This meant that we normally only visited Beatties with parents or grandparents, it being a given that older relatives added gravitas and a sense of respectability to a young boy, out to spend some readies on the fine wares they had to offer. However, this meant that as my interests were pretty straightforward when it came to model shops – trains and model kits - and the time allowed by my elders to indulge myself somewhat limited, I’d never so much as looked at the arm of the shop that contained radio control cars and Geoff’s tiny office. We knew that to go close to that cramped little room was to invite disaster, probably ending with a spell in the torture chamber we were all certain was down in the basement stock room.
Critically on this day, Alan and I decided to risk the wrath of Geoff and venture into the other parts of Beatties. Alan had been given an old radio control model of a dune buggy and was looking for replacement tyres, and therefore this was, we agreed the best place to make enquiries. Rounding the right hand corner of the ‘T’ that comprised the shop floor, we were met with a truly glorious selection of radio control cars. But wait dear reader… On the right hand side was a wall covered in glass-fronted cabinets that were packed top to bottom with box after box of lead figures and board games with sumptuous, breath taking fantasy artwork.
We were simply blown away by the variety of stuff on display. Until now we had only seen the grubby little bags containing the models we had collected. Now, we were faced with a bewildering selection of themed sets of fantasy miniatures in the most amazingly illustrated boxes. These were produced by an American company called Grenadier Miniatures and, were their ‘Gold Line’ the ‘Official Advanced Dungeons & Dragons Miniatures’.
My head swam, choirs of angels sang out hallelujahs in my brain, and my heart pounded like a racehorse on the final furlong. The world around me melted away and I was transported to a realm where brightly clad elves fought battles with goblins and other strange monsters whilst lithe and limber women disported themselves in chain mail bikinis. My resolve stiffened by the euphoria – and probably the thoughts of chain mail clad ladies - I approached one of the staff. Some respectful questioning gained me the missing piece of the puzzle. The figures I had been collecting were playing pieces for something called a role-playing game or RPG. Crucially, I was handed a fistful of information and advertising that informed the curious reader all about them.
That evening, I literally shovelled my tea down my throat, whisked off my art and history homework and then took a long bath, devouring the arcane knowledge that promised to unlock the mysteries of role-playing games. I was, I imagined, Archimedes in his bathtub. I had reached my ‘EUREKA!’ moment and it was nothing to do with the whereabouts of the soap.
Unfortunately, my grand entrance into the mystical secrets of role-playing were somewhat curtailed a few weeks later, and it was the fearsome Geoff who was to be responsible for my downfall...
You see, following our discovery of the gaming temple at the rear of Beatties, Alan and I had started to visit the store on a regular basis after school and again at weekends, emboldened by our previous experience. We were hooked, but at almost £10.00 for the Basic Dungeons & Dragons rules, it was not something we were prepared to cough up good money for quite yet. Still, we imagined the fun we’d have when we got our parents to provide it as a Christmas gift.
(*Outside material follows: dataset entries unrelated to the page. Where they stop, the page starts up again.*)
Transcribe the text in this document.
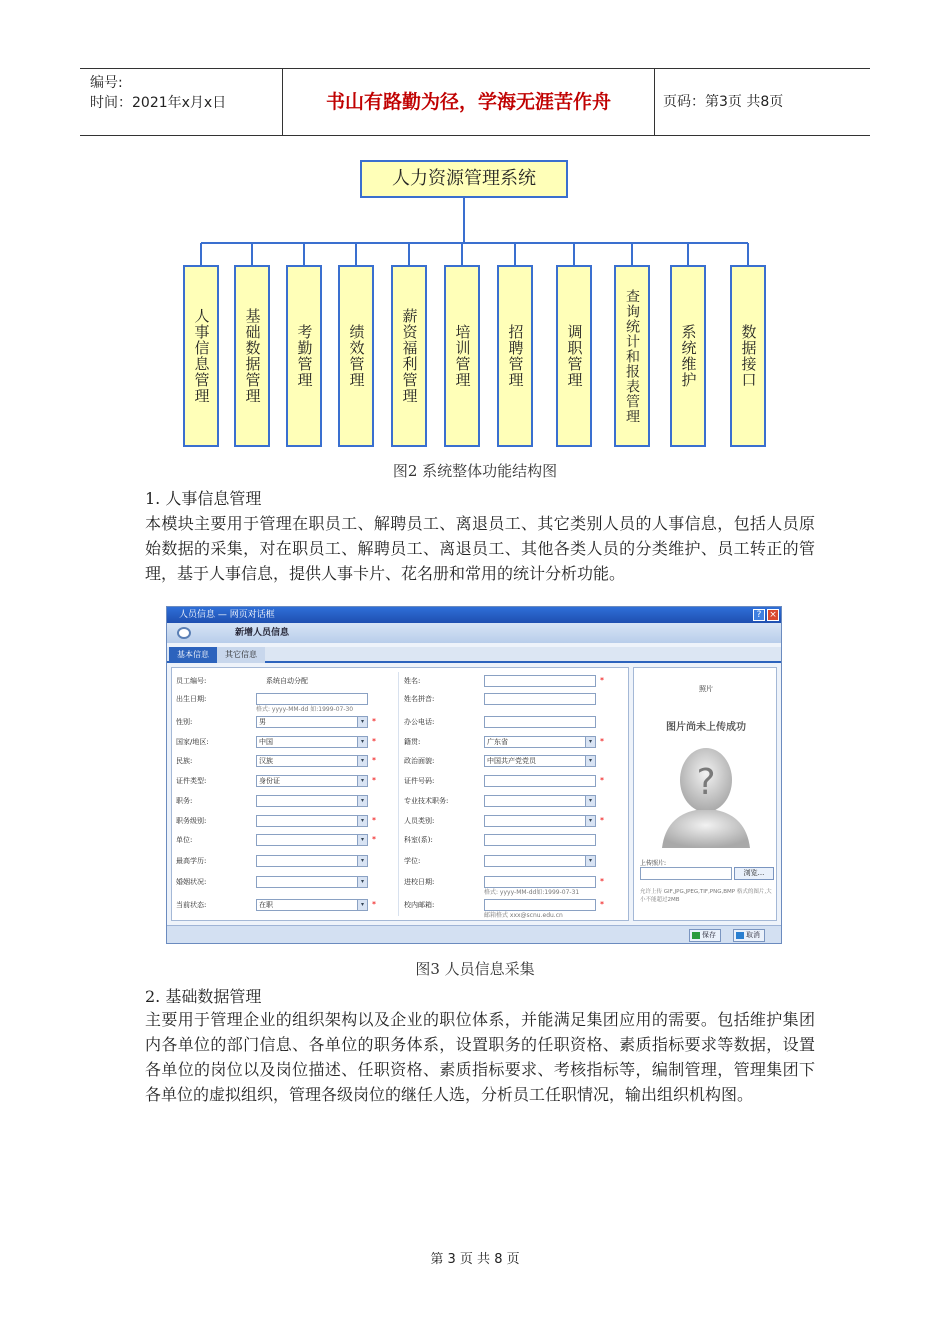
编号:
时间：2021年x月x日	书山有路勤为径，学海无涯苦作舟	页码：第3页 共8页
人力资源管理系统
人事信息管理 基础数据管理 考勤管理 绩效管理 薪资福利管理 培训管理 招聘管理	调职管理	查询统计和报表管理	系统维护	数据接口
图2 系统整体功能结构图
1. 人事信息管理
本模块主要用于管理在职员工、解聘员工、离退员工、其它类别人员的人事信息，包括人员原始数据的采集，对在职员工、解聘员工、离退员工、其他各类人员的分类维护、员工转正的管理，基于人事信息，提供人事卡片、花名册和常用的统计分析功能。
人员信息 — 网页对话框	? ×
新增人员信息
基本信息	其它信息
员工编号:	系统自动分配
出生日期:
格式: yyyy-MM-dd 如:1999-07-30
性别:	男	▾	*
国家/地区:	中国	▾	*
民族:	汉族	▾	*
证件类型:	身份证	▾	*
职务:	▾
职务级别:	▾	*
单位:	▾	*
最高学历:	▾
婚姻状况:	▾
当前状态:	在职	▾	*
姓名:	*
姓名拼音:
办公电话:
籍贯:	广东省	▾	*
政治面貌:	中国共产党党员	▾
证件号码:	*
专业技术职务:	▾
人员类别:	▾	*
科室(系):
学位:	▾
进校日期:	*
格式: yyyy-MM-dd如:1999-07-31
校内邮箱:	*
邮箱格式 xxx@scnu.edu.cn
照片
图片尚未上传成功
?
上传照片:
浏览...
允许上传 GIF,JPG,JPEG,TIF,PNG,BMP 格式的图片,大小不能超过2MB
保存	取消
图3 人员信息采集
2. 基础数据管理
主要用于管理企业的组织架构以及企业的职位体系，并能满足集团应用的需要。包括维护集团内各单位的部门信息、各单位的职务体系，设置职务的任职资格、素质指标要求等数据，设置各单位的岗位以及岗位描述、任职资格、素质指标要求、考核指标等，编制管理，管理集团下各单位的虚拟组织，管理各级岗位的继任人选，分析员工任职情况，输出组织机构图。
第 3 页 共 8 页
In the meantime, I spent the then considerable sum of £4.95 on a box of the Grenadier ‘Gold Line’. I was in heaven when I got home, and spent the entire evening sitting in the kitchen with my decidedly grim selection of enamel paints burying them underneath layers of every colour imaginable. The powerful fumes from the solvent in the paints made me heady and I began fancying myself as celebrated artist who would specialise in selling these tiny works of art for hundreds, if not thousands of pounds.
The reality of my skill at that time was altogether different. When I close my eyes and picture some my early attempts, I cringe, and indeed sometimes break into a cold sweat, particularly on those nights when you can’t sleep and the memories of the whole of your life so far, flash through a hyper-alert brain. Today I am an accomplished painter with an international clientele, but I’m still waiting to rake in the money.
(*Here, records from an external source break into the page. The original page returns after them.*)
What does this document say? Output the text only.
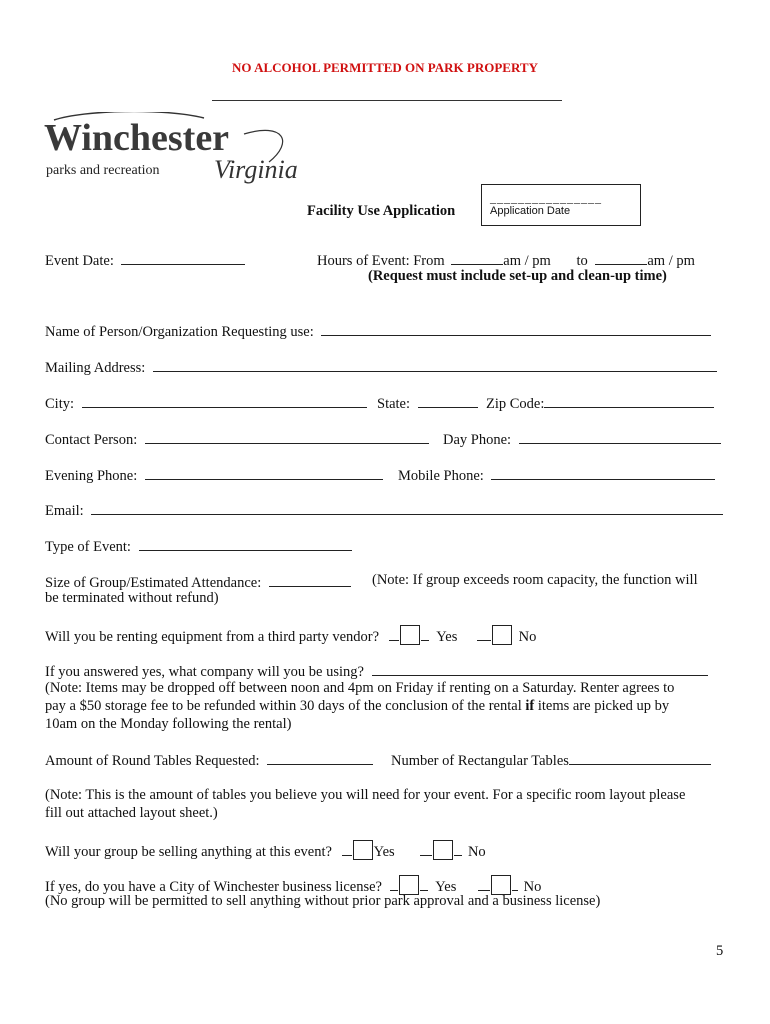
NO ALCOHOL PERMITTED ON PARK PROPERTY
Winchester
parks and recreation Virginia
________________
Application Date
Facility Use Application
Event Date:	Hours of Event: From	am / pm to	am / pm
(Request must include set-up and clean-up time)
Name of Person/Organization Requesting use:
Mailing Address:
City:	State:	Zip Code:
Contact Person:	Day Phone:
Evening Phone:	Mobile Phone:
Email:
Type of Event:
Size of Group/Estimated Attendance:	(Note: If group exceeds room capacity, the function will
be terminated without refund)
Will you be renting equipment from a third party vendor?	Yes	No
If you answered yes, what company will you be using?
(Note: Items may be dropped off between noon and 4pm on Friday if renting on a Saturday. Renter agrees to
pay a $50 storage fee to be refunded within 30 days of the conclusion of the rental if items are picked up by
10am on the Monday following the rental)
Amount of Round Tables Requested:	Number of Rectangular Tables
(Note: This is the amount of tables you believe you will need for your event. For a specific room layout please
fill out attached layout sheet.)
Will your group be selling anything at this event?	Yes	No
If yes, do you have a City of Winchester business license?	Yes	No
(No group will be permitted to sell anything without prior park approval and a business license)
5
There I go again, wandering away from the plot. I’ll try to keep on the right thread from here onwards, but don’t, I beg you, hold your breath.
Anyway, to continue where I so rudely left off… The following week Alan and I went back to Beatties. Lo and behold, the role-playing section had been moved to the front of the shop and was displayed in the open on shelves, instead of the glass display case. We were somewhat dismayed to see that the games also shared their hallowed ground with a demonstration model of the Atari 2600 game console running a continuous loop of the ‘Pitfall’ game. Of course computer games like this were never going to catch on, were they?
Unfortunately on this day we had managed to miss our usual bus after school and, had tarried a while longer than was wise at Hopkinsons’. Consequently, by the time that we reached our newest temple of all things fantastic, we were pushing our luck for getting home on time. In the same way that Scotland always fails to get to a World Cup final, fickle fate was to lay us low that day. As we discussed which box of Grenadier models would be purchased next, I happened to glance at my watch. This was – being the 1980s - a large stainless steel model of the digital variety, which displayed the time in red LED when you pressed a button. I applied a finger to the aforementioned button and the face glowed, illuminating its terrible, message in bloody brilliance. It was 5:00 PM and we were going to miss the bus unless we ran. So, run we did…
Sadly for us, Geoff ran too, believing we had made off with his beloved stock, he chased us a good 50 yards down the street at a pace not becoming to a man of middle years, before grabbing us squarely by the collars and marching Alan and I back to his office despite our protestations. I tell you, for a man in his fifth decade of life that man could run.
Now, these days, a teenager would simply take up their mobile phone and make a call to their parents who would in turn make a call to the family solicitor and commence suing the company who had dared to waylay and incarcerate their beloved offspring. But remember that this was 1982 and therefore we were as doomed as a doomed thing.
Eventually, after twenty minutes of being held against our will and our bags having been thoroughly searched whilst we explained the reason for our hasty departure to Geoff we were allowed to go.
Red-faced, I was almost an hour late for my tea. I apologised, I grovelled and may have even washed the dishes. What I did not do however was tell my parents what had happened as they would have simply banned me from going into town at the very least.
As I mentioned earlier, I was the 'Beta Test' for my parent’s later forays into raising children and I am sure they were working from the Gestapo training manual as I will briefly illustrate.
When I was younger I was tied to a tree, in a local park by ‘friends’ – Matthew France, you know you did me wrong, that day! Anyway, as a result I spent two hours there and by the time I got home it was almost dark. Despite giving my parents a list names and a full account I was grounded for two months and soundly thrashed. There were in those distant days no ‘naughty steps’, which seem to be built into all modern homes.
Now, about a decade later, I was grounded for a month with a 4:15PM absolute limit for being home from school. Weekends were put on hold and so were all things to do with games – a fate worse than a bloody good thrashing. Life was already shaping up to be a bugger!
I had to linger away a month in my bedroom, mentally fashioning a voodoo doll in the shape of Geoff, using imaginary scraps imaginarily collected in woodwork and sewing class at school - Oddly, Geoff did have a heart attack later, but don’t try to pin it on me as I had given up needlework by then.